L’état d’abandon des barrages et l’urbanisation anarchique de la ville, qui ont démultiplié les effets du cyclone, sont l’aboutissement de la destruction, par Kadhafi, des rouages institutionnels de la cité libyenne, considère, dans une tribune au « Monde », le géographe et spécialiste du monde arabe Ali Bensaâd.
Derna a toujours vécu une histoire ponctuée d’inondations. C’est ce qui a justifié l’édification de deux barrages à son amont. Cependant, le cyclone Daniel, par son incomparable puissance, n’a aucune commune mesure avec les épisodes même les plus paroxystiques qu’a pu connaître la ville. Il signe le basculement de la Libye dans l’avenir incertain des changements climatiques.
Mais il révèle surtout à quel point cet avenir est fortement hypothéqué, comme l’est déjà le présent, par les héritages d’un passé et ses legs explosifs qui ont considérablement amplifié le drame. Ces legs ne sont ni seulement ni principalement ceux de la guerre civile qui a suivi la chute de Kadhafi.
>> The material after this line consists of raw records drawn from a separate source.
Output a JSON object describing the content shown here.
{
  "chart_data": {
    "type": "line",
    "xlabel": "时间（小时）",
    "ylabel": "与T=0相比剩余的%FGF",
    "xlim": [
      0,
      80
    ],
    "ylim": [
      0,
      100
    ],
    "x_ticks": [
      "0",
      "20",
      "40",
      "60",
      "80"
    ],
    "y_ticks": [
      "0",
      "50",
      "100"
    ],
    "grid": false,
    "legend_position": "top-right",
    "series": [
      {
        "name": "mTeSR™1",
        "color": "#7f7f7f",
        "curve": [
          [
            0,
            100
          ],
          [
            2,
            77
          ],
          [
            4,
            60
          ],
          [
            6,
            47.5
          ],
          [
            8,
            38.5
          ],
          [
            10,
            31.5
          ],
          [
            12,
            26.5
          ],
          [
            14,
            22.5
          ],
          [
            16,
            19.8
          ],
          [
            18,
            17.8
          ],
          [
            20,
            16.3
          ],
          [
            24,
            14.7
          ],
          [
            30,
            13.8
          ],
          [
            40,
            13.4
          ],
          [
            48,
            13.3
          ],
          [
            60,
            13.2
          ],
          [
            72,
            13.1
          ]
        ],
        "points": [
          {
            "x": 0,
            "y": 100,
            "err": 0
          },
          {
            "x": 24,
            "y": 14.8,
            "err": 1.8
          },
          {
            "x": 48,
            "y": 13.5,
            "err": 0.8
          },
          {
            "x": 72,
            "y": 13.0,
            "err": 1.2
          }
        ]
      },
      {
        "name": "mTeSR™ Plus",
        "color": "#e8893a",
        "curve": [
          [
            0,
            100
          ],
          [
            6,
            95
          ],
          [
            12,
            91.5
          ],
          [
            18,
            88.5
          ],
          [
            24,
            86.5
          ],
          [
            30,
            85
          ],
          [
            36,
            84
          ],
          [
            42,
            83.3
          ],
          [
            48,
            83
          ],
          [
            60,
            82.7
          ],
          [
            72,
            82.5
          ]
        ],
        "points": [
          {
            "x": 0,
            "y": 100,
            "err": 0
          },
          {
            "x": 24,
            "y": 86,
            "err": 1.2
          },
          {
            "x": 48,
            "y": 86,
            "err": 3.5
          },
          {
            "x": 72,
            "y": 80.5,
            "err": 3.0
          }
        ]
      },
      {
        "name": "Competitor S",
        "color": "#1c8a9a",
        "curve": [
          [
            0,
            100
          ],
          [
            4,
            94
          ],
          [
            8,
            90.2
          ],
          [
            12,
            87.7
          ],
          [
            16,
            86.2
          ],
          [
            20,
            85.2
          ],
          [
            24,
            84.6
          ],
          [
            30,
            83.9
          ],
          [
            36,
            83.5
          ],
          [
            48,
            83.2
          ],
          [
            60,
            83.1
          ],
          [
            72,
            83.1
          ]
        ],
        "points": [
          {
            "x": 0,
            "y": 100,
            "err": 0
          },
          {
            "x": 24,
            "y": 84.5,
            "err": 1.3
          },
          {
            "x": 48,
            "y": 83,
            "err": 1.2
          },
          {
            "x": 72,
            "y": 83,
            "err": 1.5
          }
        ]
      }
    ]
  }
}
Ils remontent plutôt au chaos de son règne, chaos dont on retrouve les échos dans celui d’aujourd’hui. Et directement dans le drame de Derna.
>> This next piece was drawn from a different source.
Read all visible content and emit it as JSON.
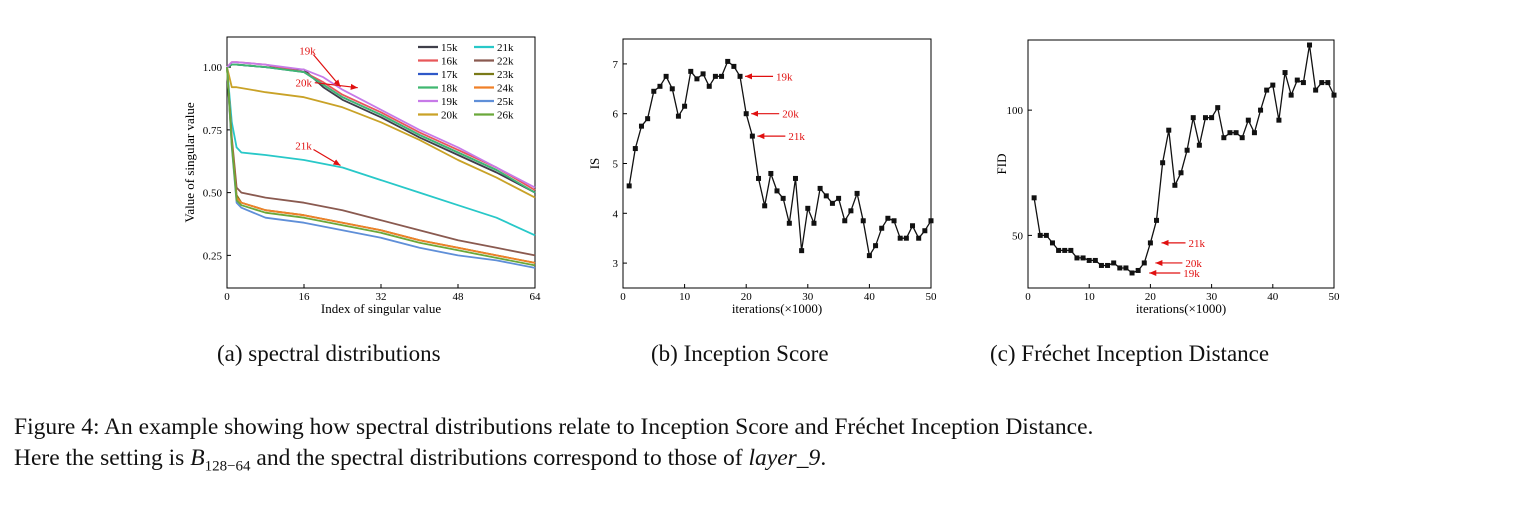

Les barrages dont la rupture a démultiplié les effets du cyclone avec la libération instantanée des millions de mètres cubes qui y étaient stockés, n’ont pas connu d’inspection ni d’entretien depuis… 2003 ! Soit près d’une décennie avant la chute de Kadhafi. Leur état d’abandon durant vingt ans a fatalement participé à leur fragilisation. Si les barrages n’ont plus été entretenus, une ligne budgétaire continuait pourtant à leur être annuellement attribuée et à être signalée comme réalisée !
Une arme de destruction massive
C’est l’illustration d’un système qui a patrimonialisé les ressources nationales et où les postes de responsabilités, attribués en fonction des allégeances tribales, sont conçus d’abord comme moyen d’accès à ces ressources. Un système où la prédation à court terme, les ingérences clientélistes, les lubies populistes ont dangereusement affecté l’environnement au point de le transformer en danger.
C’est ainsi que, dès le milieu de la décennie 2000, moins de trente ans après leur édification, ces barrages se sont retrouvés envasés à plus de 50 %. Ces millions de mètres cubes de vase ont pesé dans la fragilisation des barrages. Ils sont surtout devenus une arme de destruction massive dont la brusque libération a donné plus d’agressivité et de nocivité à la crue. La couverture boueuse qui recouvre la ville en provient en grande partie.
Cet envasement est dû à l’intense érosion du bassin-versant dont l’exploitation était devenue un enjeu de pouvoir. Région verte dans une Libye aride mais aussi région hostile au pouvoir, celui-ci y a encouragé démesurément l’activité de ses soutiens, cultivé les divisions et les concurrences autour de celle-ci au point que s’y sont multipliés, dans la conflictualité, parcours de pacage, exploitations agricoles et constructions, générant une intense érosion qui a envasé les barrages.